Well, most obviously, Paul expects AI to go well mostly via humanity delegating alignment work to AI. On my models, the delegator’s incompetence is a major bottleneck to delegation going well in practice, and that will extend to delegation of alignment to AI: humans won’t get what we want by delegating because we don’t even understand what we want or know what to pay attention to. The outsourced alignment work ends up bad in nonobvious/nonsalient (but ultimately important) ways for the same reasons as most goods in my house. But if I apply the “verification is generally easy” delta to my models, then delegating alignment work to AI makes total sense.
Then we can go even more extreme: HCH, aka “the infinite bureaucracy”, a model Paul developed a few years ago. In HCH, the human user does a little work then delegates subquestions/subproblems to a few AIs, which in turn do a little work then delegate their subquestions/subproblems to a few AIs, and so on until the leaf-nodes of the tree receive tiny subquestions/subproblems which they can immediately solve. On my models, HCH adds recursion to the universal pernicious difficulties of delegation, and my main response is to run away screaming. But on Paul’s models, delegation is fundamentally viable, so why not delegate recursively?
(Also note that HCH is a simplified model of a large bureaucracy, and I expect my views and Paul’s differ in much the same way when thinking about large organizations in general. I mostly agree with Zvi’s models of large organizations, which can be lossily-but-accurately summarized as “don’t”. Paul, I would guess, expects that large organizations are mostly reasonably efficient and reasonably aligned with their stakeholders/customers, as opposed to universally deeply dysfunctional.)
Propagating further out: under my models, the difficulty of verification accounts for most of the generalized market inefficiency in our world. (I see this as one way of framing Inadequate Equilibria.) So if I apply a “verification is generally easy” delta, then I expect the world to generally contain far less low-hanging fruit. That, in turn, has a huge effect on timelines.

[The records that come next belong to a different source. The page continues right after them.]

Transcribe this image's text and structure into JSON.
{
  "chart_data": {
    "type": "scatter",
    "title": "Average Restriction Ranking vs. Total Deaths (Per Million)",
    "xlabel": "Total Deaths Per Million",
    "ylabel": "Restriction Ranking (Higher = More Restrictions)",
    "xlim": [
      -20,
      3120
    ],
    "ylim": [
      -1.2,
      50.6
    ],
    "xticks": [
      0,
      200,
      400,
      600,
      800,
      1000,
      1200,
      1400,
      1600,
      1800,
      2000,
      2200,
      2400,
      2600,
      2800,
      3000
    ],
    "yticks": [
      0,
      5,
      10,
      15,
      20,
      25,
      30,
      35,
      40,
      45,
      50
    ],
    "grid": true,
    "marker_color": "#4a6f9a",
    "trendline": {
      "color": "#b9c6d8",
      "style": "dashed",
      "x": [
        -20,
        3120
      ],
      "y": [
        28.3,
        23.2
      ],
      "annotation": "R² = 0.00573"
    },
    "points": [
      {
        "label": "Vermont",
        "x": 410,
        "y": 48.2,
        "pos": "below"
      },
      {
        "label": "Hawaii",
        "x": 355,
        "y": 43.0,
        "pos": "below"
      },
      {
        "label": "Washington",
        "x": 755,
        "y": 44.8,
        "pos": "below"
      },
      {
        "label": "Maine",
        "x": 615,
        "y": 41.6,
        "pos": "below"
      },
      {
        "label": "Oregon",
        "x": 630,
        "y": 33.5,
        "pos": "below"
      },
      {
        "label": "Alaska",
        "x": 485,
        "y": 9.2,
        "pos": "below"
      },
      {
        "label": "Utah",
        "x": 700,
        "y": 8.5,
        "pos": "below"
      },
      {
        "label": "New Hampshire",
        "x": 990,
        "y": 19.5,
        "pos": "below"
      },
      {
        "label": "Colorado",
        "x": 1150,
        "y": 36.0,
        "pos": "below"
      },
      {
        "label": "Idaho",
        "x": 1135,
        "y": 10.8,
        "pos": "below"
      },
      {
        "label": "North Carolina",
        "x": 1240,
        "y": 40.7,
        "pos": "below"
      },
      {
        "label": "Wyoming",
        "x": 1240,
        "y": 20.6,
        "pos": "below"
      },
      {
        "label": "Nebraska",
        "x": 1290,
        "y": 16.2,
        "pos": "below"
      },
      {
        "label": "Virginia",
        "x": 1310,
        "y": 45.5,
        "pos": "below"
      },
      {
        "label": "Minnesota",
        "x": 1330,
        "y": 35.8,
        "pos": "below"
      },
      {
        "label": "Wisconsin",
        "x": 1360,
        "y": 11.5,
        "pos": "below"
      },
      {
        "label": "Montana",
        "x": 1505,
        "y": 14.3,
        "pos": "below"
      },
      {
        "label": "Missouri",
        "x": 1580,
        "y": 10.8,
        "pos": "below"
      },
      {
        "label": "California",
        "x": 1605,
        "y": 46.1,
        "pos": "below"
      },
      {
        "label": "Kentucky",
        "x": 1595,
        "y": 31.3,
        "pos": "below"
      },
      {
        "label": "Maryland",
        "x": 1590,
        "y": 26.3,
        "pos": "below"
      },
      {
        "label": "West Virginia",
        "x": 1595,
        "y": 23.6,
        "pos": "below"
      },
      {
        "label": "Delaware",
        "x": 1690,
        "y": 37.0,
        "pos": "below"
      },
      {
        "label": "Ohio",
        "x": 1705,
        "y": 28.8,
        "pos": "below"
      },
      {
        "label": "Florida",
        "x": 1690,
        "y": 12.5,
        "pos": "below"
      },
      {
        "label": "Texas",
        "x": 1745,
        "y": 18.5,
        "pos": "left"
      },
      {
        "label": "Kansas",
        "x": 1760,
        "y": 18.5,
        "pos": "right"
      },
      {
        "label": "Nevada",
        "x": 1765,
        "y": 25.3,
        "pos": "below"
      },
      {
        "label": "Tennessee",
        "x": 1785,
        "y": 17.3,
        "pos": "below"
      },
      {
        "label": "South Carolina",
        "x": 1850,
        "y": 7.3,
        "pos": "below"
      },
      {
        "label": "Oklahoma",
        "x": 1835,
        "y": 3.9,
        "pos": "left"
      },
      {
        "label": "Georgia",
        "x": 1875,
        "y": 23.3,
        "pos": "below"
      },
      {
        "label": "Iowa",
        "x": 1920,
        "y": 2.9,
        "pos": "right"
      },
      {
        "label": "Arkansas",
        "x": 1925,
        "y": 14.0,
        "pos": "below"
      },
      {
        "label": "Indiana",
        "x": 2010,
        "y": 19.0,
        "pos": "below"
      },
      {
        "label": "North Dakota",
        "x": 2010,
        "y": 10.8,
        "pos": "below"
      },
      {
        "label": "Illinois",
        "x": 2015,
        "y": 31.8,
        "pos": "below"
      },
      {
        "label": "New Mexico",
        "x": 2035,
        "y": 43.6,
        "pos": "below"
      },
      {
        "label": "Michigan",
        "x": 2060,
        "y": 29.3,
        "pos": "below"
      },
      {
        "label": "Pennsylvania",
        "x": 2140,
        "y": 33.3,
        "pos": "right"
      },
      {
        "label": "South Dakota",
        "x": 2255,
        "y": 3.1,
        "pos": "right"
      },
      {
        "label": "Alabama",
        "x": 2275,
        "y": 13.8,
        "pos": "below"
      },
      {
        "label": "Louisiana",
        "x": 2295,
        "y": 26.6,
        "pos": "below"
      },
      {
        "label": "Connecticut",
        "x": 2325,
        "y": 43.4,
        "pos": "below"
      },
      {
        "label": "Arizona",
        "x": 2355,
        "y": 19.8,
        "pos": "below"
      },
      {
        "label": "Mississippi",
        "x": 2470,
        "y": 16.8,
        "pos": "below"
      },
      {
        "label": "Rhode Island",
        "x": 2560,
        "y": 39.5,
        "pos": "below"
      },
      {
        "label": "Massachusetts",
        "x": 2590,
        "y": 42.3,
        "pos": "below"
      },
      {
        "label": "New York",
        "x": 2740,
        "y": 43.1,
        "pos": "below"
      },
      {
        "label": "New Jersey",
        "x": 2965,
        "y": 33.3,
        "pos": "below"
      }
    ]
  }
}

Under my current models, I expect that, shortly after AIs are able to autonomously develop, analyze and code numerical algorithms better than humans, there’s going to be some pretty big (like, multiple OOMs) progress in AI algorithmic efficiency (even ignoring a likely shift in ML/AI paradigm once AIs start doing the AI research). That’s the sort of thing which leads to a relatively discontinuous takeoff. Paul, on the other hand, expects a relatively smooth takeoff - which makes sense, in a world where there’s not a lot of low-hanging fruit in the software/algorithms because it’s easy for users to notice when the libraries they’re using are trash.
That accounts for most of the known-to-me places where my models differ from Paul’s. I put approximately-zero probability on the possibility that Paul is basically right on this delta; I think he’s completely out to lunch. (I do still put significantly-nonzero probability on successful outsourcing of most alignment work to AI, but it’s not the sort of thing I expect to usually work.)